Mais, vers une heure, le combat changeait de face; l'armée du prince royal (cinquante ou soixante mille hommes) arrivait par la droite et entrait en ligne. Ce ralentissement de la lutte et ce semblant de retraite n'étaient qu'une manoeuvre ; la réalité, c'est que l'ennemi faisait passer en seconde ligne les troupes engagées depuis le matin pour les remplacer par des troupes fraîches. Ah! si le corps de Failly, sur lequel on comptait, était venu rétablir l'équilibre ! Aussitôt ce mouvement accompli, une nouvelle bataille commence pour nous contre une seconde armée doublée des restes de la première. Le feu reprend partout avec une intensité effrayante. Notre gauche, moins vivement attaquée, recule pas à pas; notre droite et le centre sont écrasés par une artillerie toute fraîche, tandis que la nôtre va manquer de munitions. Frooeschwiller est criblé d'obus et incendié. La retraite sonne de partout, et, grâce aux bois qui couvrent le désordre, elle se fait sans de trop grandes pertes. L'infanterie prussienne, par bonheur, ne s'avance que très lentement; l'artillerie seule accompagne notre fuite de ses canons; mais elle est excellente et d'une justesse de tir remarquable. Des régiments de cuirassiers, qui se sont fait écraser dans une charge désespérée contre une masse d'infanterie en position, ajoutent encore à la confusion de la retraite et ne peuvent la protéger. A la gauche, le mouvement en arrière s'est opéré d'abord en bon ordre, sous la protection de nos pièces; mais ces pièces ont épuisé leurs munitions et se retirent au galop, laissant notre aile presque entourée par la droite de l'ennemi. C'est ainsi que le premier bataillon de chasseurs est revenu avec deux officiers seulement : l'adjudant-major et le capitane de tir. De tous les autres, pas de nouvelles, même encore aujourd'hui. Il y en a probablement un certain nombre blessés ou prisonniers.
Donc, à partir d'une heure et demie ou deux, retraite, puis déroute, surtout à la droite. On repasse les bois, on gagne Reichshoffen et de là Niederbronn.
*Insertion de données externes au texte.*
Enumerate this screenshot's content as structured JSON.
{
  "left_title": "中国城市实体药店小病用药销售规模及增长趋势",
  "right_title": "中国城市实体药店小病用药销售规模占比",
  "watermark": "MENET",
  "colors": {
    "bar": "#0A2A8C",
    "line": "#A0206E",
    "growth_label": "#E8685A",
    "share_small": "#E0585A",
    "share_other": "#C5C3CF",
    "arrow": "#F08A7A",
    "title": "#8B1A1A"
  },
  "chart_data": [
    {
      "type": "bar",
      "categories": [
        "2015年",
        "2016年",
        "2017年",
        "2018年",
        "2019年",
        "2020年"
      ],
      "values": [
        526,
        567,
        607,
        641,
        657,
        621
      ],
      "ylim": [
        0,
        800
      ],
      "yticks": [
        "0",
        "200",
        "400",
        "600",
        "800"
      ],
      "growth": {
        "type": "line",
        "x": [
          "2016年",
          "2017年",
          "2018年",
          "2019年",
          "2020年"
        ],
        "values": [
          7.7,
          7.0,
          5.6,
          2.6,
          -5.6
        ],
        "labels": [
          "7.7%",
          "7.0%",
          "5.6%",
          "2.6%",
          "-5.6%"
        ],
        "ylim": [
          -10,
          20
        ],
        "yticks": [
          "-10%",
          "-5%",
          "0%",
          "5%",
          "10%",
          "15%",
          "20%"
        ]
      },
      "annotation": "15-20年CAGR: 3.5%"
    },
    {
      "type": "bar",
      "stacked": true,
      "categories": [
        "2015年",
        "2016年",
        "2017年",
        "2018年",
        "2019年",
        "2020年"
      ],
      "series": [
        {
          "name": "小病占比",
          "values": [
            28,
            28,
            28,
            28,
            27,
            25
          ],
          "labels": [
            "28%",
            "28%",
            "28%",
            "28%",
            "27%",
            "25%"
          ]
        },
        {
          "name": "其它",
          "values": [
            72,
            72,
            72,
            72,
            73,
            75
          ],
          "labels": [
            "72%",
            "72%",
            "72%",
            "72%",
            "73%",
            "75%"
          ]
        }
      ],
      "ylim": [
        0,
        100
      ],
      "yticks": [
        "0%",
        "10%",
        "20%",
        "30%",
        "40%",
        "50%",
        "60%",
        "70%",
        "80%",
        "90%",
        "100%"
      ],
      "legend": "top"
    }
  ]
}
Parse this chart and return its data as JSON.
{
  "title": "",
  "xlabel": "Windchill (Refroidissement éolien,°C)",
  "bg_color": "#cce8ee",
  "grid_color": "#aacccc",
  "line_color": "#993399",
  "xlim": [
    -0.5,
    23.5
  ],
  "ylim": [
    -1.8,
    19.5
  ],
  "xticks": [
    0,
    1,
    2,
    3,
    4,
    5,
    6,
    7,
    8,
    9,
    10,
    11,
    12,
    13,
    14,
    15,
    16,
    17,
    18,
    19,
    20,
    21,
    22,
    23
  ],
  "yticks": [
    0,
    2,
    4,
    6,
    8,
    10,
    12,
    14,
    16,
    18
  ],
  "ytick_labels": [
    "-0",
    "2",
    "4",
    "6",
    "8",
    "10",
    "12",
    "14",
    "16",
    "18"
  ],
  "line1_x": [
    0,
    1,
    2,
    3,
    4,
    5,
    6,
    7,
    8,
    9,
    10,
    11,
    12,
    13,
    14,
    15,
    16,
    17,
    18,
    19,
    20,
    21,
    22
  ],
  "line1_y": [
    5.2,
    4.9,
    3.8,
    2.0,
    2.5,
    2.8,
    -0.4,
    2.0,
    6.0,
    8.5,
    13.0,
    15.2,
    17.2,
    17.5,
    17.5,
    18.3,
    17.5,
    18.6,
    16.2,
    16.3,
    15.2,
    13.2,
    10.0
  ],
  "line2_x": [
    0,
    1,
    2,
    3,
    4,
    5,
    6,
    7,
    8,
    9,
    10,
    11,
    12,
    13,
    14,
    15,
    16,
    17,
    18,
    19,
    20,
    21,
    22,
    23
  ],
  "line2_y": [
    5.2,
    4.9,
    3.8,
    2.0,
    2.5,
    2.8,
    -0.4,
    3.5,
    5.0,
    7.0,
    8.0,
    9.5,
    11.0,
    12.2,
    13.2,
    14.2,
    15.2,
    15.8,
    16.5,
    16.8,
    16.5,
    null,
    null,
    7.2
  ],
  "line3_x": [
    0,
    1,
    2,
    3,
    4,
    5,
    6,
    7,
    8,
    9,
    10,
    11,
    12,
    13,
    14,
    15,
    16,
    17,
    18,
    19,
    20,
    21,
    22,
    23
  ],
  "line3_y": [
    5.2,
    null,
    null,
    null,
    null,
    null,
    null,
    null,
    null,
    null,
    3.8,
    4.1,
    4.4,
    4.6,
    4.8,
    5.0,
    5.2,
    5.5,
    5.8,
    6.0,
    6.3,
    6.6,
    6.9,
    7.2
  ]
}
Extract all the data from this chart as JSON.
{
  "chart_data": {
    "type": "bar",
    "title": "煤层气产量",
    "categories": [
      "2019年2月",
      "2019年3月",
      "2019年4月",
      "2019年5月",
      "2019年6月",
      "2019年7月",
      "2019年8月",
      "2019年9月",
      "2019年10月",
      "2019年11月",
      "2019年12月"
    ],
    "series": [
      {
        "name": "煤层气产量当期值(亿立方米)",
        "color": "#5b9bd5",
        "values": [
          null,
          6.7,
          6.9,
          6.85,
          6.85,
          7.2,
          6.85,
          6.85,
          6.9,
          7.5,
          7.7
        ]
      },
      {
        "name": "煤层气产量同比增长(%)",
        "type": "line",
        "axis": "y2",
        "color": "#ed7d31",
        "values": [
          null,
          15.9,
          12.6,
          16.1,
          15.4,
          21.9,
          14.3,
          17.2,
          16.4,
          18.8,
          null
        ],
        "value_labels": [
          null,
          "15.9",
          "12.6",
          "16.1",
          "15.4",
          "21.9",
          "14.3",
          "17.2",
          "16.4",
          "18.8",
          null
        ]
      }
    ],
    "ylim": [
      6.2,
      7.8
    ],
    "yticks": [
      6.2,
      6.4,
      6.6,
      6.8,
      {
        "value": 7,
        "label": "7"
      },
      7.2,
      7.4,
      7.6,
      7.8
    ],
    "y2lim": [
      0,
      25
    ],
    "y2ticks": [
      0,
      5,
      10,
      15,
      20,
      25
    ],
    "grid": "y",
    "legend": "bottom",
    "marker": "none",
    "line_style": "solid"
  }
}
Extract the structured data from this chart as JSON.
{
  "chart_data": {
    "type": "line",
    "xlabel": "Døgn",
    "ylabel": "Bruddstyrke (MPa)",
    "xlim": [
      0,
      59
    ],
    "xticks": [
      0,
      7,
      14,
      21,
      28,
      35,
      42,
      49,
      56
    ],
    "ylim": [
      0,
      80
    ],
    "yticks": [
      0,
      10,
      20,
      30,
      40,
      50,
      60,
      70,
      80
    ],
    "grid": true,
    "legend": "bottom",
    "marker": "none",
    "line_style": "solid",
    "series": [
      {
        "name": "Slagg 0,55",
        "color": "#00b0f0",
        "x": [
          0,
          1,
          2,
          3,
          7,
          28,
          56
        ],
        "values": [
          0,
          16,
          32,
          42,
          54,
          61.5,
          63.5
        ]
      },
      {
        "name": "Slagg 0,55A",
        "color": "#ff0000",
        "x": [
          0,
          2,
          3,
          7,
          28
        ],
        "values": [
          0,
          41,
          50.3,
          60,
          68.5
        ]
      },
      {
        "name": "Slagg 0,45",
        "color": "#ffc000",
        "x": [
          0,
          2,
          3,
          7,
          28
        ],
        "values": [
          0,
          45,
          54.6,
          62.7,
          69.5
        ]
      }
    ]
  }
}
Deux seules lignes de retraite se présentent : celle du col de Bitche, en traversant les Vosges, défilé étroit et dangereux; ou la route qui, longeant les montagnes, passe par Oberbronn, Neuwiller, etc., et conduit à Saverne. C'est cette dernière qu'on indique à tous ceux qu'on a le temps de prévenir.
Au moment où la déroute était complètement dessinée et commençait à envahir Niederbronn, il se trouvait heureusement encore deux troupes intactes : une brigade de Failly, arrivée de Bitche à trois heures, en position derrière Niederbronn, et nous. Le général qui commandait la brigade la fait avancer à notre hauteur. Notre commandant s'empresse de se mettre sous ses ordres, et on songe enfin à nous employer. Nous poussons en avant, et nous allons couronner toutes les crêtes depuis Niederbronn jusque sur la route de Saverne. Ma compagnie se déploie en tirailleurs; une autre est placée en réserve par derrière et tout le reste du bataillon nous appuie. A notre gauche est la brigade du corps Failly, et plus loin, au-dessus de Niederbronn, le Ier zouaves, tiraillant et se battant encore avec un dévouement admirable pour protéger la retraite, après toute une journée de combat acharné. Ce mouvement eut, à l'instant même, un excellent effet. En débouchant sur les crêtes opposées, les Prussiens trouvent les nôtres garnies de troupes en bon ordre et s'arrêtent court. Nous eûmes la consolation de voir une énorme colonne de cavalerie, qui se préparait à tourner Oberbronn, rentrer sous bois, sans même nous obliger à tirer un coup de fusil.
Pendant ce temps, les fuyards se massaient en foule à l'entrée d'Oberbronn, qui en ordre, qui isolément, et l'on s'efforçait de débrouiller ce pêle-mêle pour en faire une colonne. On réunissait les débris de chaque corps, et, une fois formé, chacun de ces détachements devait s'acheminer à son tour et à la place qui lui était fixée. Mais le moyen d'avancer dans une rue unique, étroite et encombrée par les bagages, les voitures, les caissons d'artillerie, les pelotons ou plutôt les groupes de cavaliers cherchant à passer aux dépens les uns des autres, et compliquant ainsi les difficultés inextricables de notre seule voie de salut ? Heureusement la nuit approchait. Nous nous replions à notre tour, et nous allons prendre notre rang dans cet entassement de plusieurs milliers d'hommes, dont un grand nombre, pour échapper à la lenteur du convoi, se glissent, malgré la défense, à travers les chars, au milieu des chevaux ou le long des maisons, au risque d'être écrasés. Je n'ai jamais passé d'heure aussi longue et aussi critique qu'à l'entrée de ce village. Mon unique préoccupation était de me demander avec terreur ce qui arriverait si un peloton de cavaliers ennemis ou si un seul obus venait à tomber au milieu de cette foule atterrée. La déroute aurait été changée en un épouvantable désastre : voitures, chariots, caissons, chevaux se seraient précipités les uns sur les autres, broyant tout sur leur passage, les derniers rangs se seraient rués sur ceux qui les précédaient, et la moitié d'entre nous aurait péri, étouffée dans ce tourbillon ou mise en pièces par nos propres bagages. Cet affreux cauchemar ne me quittait pas; il me saisissait à la gorge et à la tête, à chaque temps d'arrêt, et ils étaient nombreux. Enfin la providence nous a épargné cette catastrophe. La nuit, qui tombait lors de notre entrée à Oberbronn, est devenu profonde; un ordre relatif s'établit peu à peu; on marche, on avance nous voilà sortis du village.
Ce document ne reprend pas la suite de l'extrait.